Components of the Problem

  • Insurance Coverage (PMJAY, State Schemes)
  • Public Health System Capacity
  • Private Sector Pricing & Behaviour
  • Disease Burden (NCDs, chronic care)

Reasons for High OOPE

  • Inadequate Insurance Design PMJAY focuses on inpatient care; OPD, diagnostics, and medicines—key cost drivers—remain uncovered.
  • Underpriced Packages & Cost Shifting Low reimbursement rates lead private hospitals to charge extra for tests/consumables, increasing hidden OOPE.
  • Weak Public Provisioning Underfunded AAM/HWCs struggle with rising NCD burden, forcing patients to seek costly private care.
  • Access Deficit Insurance ≠ access; limited empanelled beds and uneven distribution reduce actual utilisation (hospitalisation rates stagnation).
  • Regulatory Gaps Inadequate enforcement of Clinical Establishments Act enables price variation and overcharging.

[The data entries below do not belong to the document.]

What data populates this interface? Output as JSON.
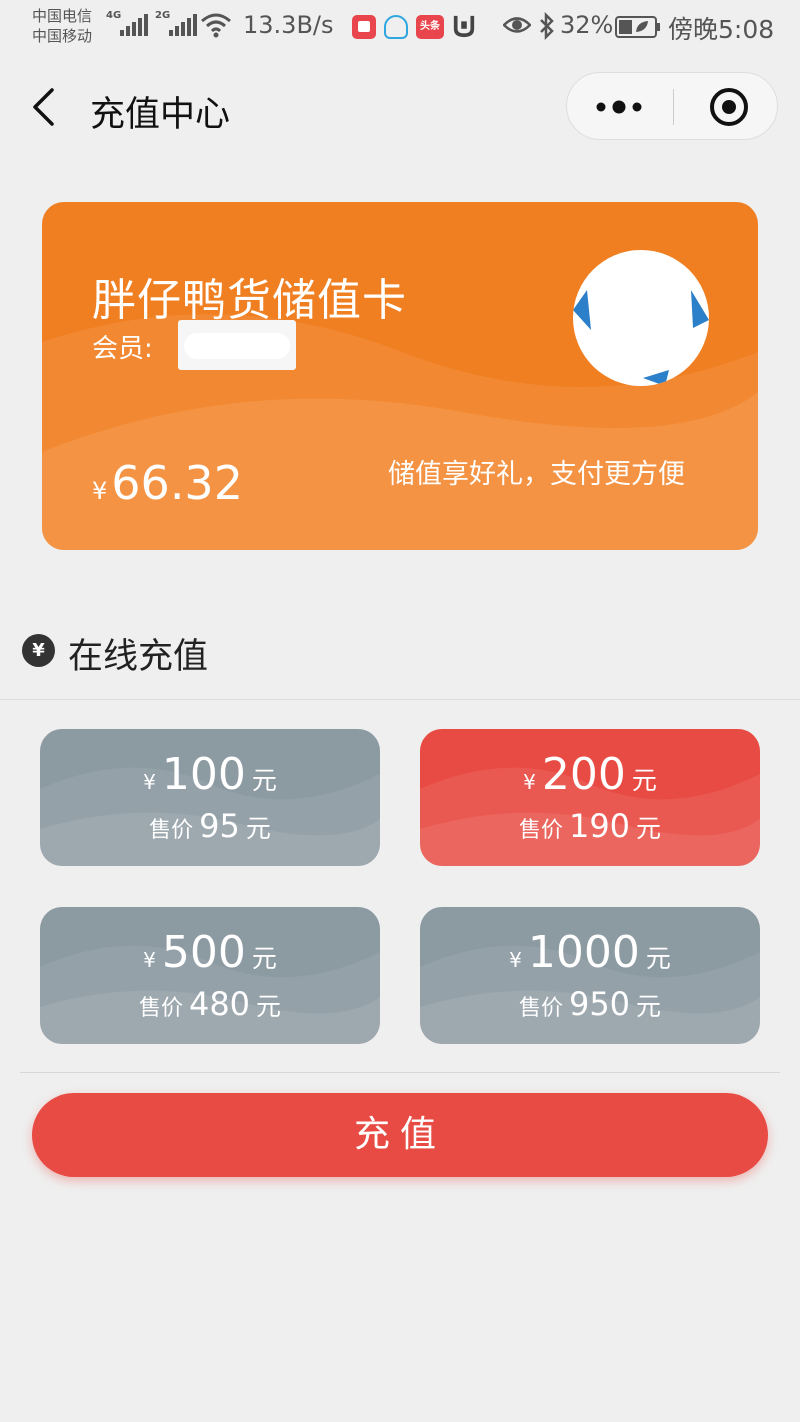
{
  "status_bar": {
    "carrier1": "中国电信",
    "carrier2": "中国移动",
    "network1": "4G",
    "network2": "2G",
    "net_speed": "13.3B/s",
    "toutiao_badge": "头条",
    "battery_percent": "32%",
    "time": "傍晚5:08"
  },
  "header": {
    "title": "充值中心"
  },
  "card": {
    "name": "胖仔鸭货储值卡",
    "member_label": "会员:",
    "currency": "¥",
    "balance": "66.32",
    "slogan": "储值享好礼，支付更方便",
    "color": "#f07f22"
  },
  "section": {
    "title": "在线充值",
    "icon_text": "¥"
  },
  "options": [
    {
      "currency": "¥",
      "amount": "100",
      "unit": "元",
      "price_label": "售价",
      "price": "95",
      "price_unit": "元",
      "selected": false
    },
    {
      "currency": "¥",
      "amount": "200",
      "unit": "元",
      "price_label": "售价",
      "price": "190",
      "price_unit": "元",
      "selected": true
    },
    {
      "currency": "¥",
      "amount": "500",
      "unit": "元",
      "price_label": "售价",
      "price": "480",
      "price_unit": "元",
      "selected": false
    },
    {
      "currency": "¥",
      "amount": "1000",
      "unit": "元",
      "price_label": "售价",
      "price": "950",
      "price_unit": "元",
      "selected": false
    }
  ],
  "colors": {
    "accent": "#e84b43",
    "option_default": "#8c9aa2"
  },
  "submit": {
    "label": "充值"
  }
}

Measures for Equitable Financing

  • Expand Benefit Package Include OPD care, diagnostics, and medicines; pilot DBT-linked outpatient support.
  • Rationalise Pricing Revise PMJAY package rates, enforce standard treatment guidelines, and regulate add-on charges.
  • Strengthen Public Health System Invest in tertiary care hospitals and make HWCs NCD-ready (National Health Policy, 2017).
  • Free Drugs & Diagnostics Scale models like Tamil Nadu Medical Services Corporation.
  • Increase Public Spending Move toward 2.5% of GDP to reduce reliance on OOPE.
  • Digital Monitoring Use ABDM for claim tracking and fraud control.

Conclusion

  • Coverage expansion alone is insufficient; gaps in design, access, and regulation sustain high OOPE.
  • Equitable financing requires comprehensive coverage + strong public provisioning + regulated private sector, else the poverty trap of health spending will persist.